Almost as suddenly, he looked away. Was the conversation about to begin again? Could I risk more study having just that second almost been found out?

“Eight pounds please.”

“Here you go.”

“Cheers mate, see you later.”

And just like that it was my time. My turn to put everything I had ever learned – all that I had studied – into practice. I rose, forcing the best genuine smile I could to appear on my face and I sat. He approached. Covered me. Stared over my shoulder, into the mirror, expertly reflecting his gaze right into mine. I hesitated.

“… Umm… Short back and sides, please. With about an inch left on top… ?”

He sensed my uncertainty and pounced. The training would have to kick in now or it would never come to me. “I can shave it all over with a number eight if you want it exactly an inch?”

The sweat ran faster. My hands, concealed undercover, began to clench involuntarily.

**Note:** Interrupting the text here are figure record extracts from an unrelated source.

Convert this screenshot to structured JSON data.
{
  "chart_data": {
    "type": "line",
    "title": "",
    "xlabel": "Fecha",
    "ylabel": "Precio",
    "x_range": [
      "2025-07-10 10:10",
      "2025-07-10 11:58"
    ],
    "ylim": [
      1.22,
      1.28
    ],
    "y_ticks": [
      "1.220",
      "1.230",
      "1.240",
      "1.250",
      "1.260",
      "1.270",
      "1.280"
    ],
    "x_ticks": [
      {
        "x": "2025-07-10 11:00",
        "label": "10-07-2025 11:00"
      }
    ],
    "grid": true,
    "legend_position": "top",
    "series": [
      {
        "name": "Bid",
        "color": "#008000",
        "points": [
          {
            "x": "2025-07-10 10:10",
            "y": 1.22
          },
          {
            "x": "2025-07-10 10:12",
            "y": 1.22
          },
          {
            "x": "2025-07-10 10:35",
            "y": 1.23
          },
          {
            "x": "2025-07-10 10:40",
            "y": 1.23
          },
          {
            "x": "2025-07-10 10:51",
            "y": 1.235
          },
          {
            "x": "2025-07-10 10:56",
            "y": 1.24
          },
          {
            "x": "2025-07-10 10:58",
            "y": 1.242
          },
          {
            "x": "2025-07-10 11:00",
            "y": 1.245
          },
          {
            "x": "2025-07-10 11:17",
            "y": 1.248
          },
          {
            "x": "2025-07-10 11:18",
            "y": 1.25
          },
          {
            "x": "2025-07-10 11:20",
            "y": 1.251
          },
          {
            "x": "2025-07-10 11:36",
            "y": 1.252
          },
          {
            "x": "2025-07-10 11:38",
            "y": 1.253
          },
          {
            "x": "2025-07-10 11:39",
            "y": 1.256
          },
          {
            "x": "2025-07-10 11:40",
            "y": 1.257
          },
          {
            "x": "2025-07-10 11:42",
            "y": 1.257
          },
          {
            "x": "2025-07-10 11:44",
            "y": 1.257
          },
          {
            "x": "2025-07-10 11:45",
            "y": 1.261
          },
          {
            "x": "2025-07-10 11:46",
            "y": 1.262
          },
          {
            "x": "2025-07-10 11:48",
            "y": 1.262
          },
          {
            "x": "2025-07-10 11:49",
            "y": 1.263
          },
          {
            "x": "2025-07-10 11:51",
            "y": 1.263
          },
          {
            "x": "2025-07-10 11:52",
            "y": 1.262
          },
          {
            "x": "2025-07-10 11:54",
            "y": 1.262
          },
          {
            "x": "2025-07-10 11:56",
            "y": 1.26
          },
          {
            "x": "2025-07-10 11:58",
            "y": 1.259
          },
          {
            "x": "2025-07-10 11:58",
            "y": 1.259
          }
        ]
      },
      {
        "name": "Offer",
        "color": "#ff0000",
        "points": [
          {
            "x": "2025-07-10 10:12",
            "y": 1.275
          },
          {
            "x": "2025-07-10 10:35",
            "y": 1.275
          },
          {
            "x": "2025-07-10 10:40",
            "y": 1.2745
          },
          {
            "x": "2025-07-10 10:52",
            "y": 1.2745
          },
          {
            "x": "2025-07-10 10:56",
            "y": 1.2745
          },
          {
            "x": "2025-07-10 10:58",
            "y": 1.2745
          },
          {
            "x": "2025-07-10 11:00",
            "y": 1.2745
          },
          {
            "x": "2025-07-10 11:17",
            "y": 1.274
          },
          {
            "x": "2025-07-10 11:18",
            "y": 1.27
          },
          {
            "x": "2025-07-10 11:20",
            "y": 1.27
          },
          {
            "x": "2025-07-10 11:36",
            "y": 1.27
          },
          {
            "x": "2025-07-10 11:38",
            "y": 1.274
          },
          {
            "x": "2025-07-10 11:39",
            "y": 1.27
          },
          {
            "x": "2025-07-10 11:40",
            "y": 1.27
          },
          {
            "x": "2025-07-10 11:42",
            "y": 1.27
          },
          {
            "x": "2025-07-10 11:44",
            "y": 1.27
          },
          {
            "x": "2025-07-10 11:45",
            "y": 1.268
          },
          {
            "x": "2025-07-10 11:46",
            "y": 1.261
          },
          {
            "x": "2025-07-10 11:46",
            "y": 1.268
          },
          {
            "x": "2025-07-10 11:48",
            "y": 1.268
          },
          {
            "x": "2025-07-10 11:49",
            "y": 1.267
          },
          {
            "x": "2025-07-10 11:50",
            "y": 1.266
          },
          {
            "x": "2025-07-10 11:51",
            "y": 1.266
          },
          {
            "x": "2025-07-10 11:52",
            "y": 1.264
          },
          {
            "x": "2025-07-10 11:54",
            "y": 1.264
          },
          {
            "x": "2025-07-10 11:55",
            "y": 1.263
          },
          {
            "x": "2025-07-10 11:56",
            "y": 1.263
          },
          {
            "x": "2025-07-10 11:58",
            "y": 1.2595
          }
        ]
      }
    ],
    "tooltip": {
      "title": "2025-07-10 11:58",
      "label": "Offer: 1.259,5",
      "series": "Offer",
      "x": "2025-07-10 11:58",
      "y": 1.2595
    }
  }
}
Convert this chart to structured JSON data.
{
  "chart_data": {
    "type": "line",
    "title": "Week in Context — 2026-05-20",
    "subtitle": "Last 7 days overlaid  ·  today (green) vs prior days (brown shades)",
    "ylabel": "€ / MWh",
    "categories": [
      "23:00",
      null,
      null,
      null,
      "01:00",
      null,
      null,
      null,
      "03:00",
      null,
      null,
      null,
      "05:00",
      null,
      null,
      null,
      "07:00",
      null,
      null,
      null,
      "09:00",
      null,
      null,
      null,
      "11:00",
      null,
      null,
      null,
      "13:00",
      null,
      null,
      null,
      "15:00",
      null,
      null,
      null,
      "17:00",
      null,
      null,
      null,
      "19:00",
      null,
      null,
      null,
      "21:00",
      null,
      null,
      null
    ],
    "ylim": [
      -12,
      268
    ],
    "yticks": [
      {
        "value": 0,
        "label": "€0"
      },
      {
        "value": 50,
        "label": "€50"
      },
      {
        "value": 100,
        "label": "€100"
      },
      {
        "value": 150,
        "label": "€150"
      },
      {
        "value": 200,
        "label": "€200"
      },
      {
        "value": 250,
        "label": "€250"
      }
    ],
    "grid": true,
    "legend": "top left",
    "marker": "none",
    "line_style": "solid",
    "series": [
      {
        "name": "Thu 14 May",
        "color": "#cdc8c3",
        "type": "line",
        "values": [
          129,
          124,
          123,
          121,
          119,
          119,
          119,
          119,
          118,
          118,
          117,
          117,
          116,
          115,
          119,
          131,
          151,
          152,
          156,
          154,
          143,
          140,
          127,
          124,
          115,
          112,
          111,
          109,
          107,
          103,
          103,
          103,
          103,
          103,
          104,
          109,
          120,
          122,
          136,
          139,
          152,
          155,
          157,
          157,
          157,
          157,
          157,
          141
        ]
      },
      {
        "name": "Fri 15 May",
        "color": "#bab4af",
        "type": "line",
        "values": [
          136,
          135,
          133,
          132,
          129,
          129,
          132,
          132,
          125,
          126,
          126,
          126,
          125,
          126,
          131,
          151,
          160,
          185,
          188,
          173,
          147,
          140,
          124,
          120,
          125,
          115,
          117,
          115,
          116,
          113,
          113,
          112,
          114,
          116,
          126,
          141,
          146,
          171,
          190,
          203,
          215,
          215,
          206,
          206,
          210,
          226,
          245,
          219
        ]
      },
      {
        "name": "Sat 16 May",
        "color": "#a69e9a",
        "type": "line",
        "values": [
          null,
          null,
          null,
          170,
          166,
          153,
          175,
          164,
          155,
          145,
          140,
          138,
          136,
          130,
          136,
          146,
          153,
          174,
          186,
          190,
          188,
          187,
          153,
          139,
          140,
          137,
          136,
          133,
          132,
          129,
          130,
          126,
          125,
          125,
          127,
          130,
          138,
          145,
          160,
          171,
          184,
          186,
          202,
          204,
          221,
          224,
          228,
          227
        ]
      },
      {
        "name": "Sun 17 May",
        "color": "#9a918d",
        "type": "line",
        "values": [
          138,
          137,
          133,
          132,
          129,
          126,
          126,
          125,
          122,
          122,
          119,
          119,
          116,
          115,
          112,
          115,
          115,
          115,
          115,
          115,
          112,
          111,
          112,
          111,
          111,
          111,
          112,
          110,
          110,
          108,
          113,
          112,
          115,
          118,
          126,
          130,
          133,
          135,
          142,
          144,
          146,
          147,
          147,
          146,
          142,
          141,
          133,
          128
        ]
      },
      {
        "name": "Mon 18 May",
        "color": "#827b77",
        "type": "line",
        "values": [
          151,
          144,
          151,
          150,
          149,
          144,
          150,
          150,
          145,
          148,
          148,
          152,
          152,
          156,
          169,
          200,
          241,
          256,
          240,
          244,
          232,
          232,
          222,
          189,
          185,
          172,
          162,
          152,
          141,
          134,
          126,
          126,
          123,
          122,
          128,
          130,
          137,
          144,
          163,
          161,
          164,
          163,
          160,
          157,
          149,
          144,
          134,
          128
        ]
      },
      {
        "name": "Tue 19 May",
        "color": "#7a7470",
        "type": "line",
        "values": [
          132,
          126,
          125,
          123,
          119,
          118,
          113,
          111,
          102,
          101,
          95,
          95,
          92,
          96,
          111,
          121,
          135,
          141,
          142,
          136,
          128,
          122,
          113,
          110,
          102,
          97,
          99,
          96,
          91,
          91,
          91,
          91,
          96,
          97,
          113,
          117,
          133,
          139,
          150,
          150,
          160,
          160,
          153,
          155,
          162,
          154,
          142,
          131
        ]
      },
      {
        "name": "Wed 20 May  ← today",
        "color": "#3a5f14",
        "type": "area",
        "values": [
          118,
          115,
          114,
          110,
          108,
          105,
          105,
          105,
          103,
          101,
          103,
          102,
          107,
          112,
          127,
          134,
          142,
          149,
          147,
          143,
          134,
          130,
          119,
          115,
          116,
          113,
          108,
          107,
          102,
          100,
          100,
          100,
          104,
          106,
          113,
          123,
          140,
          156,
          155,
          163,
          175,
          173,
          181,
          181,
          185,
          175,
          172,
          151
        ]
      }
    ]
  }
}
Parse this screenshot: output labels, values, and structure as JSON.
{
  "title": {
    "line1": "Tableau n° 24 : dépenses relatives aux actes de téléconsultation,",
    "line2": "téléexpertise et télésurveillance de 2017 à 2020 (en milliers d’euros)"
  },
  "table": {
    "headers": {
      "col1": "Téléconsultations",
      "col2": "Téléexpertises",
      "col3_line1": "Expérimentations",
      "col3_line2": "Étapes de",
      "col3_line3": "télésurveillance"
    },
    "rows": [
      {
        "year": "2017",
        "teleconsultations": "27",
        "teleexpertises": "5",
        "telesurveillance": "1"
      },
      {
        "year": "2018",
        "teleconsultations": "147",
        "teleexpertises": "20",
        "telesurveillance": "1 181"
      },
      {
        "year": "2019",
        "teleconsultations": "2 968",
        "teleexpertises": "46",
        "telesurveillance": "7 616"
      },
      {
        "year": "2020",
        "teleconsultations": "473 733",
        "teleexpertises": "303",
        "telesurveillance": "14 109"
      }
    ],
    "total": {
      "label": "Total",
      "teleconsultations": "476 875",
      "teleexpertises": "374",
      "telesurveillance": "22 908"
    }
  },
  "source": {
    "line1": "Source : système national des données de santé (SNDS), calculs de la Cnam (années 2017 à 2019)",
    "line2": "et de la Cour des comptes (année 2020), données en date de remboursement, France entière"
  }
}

“No, I… that’s fine… if it’s not exact, it’s okay.”

The gamble paid off. He bought it. The training had worked. I had succeeded. I began to relax, safe in the knowledge I was going to get through this unscathed. But he was a wily old veteran and he simply waited one tick, two ticks, three ticks longer before hitting with his hardest volley of fire.

“Weather’s nice right now.”

But I was ready – I had prepared in my earlier faux-reading session. I could parry this. I could win. I could win! I copied the other one word for word.

“It is, yeah…”

But… nothing.

He hadn’t bought it. He didn’t bite. My inexperience – my lack of training – had let me down. He continued in silence, his face sullen, his mind surely thinking of the horror he had just witnessed in the chair in front of him.

I had failed.

And that’s why I always fail at talking to barbers.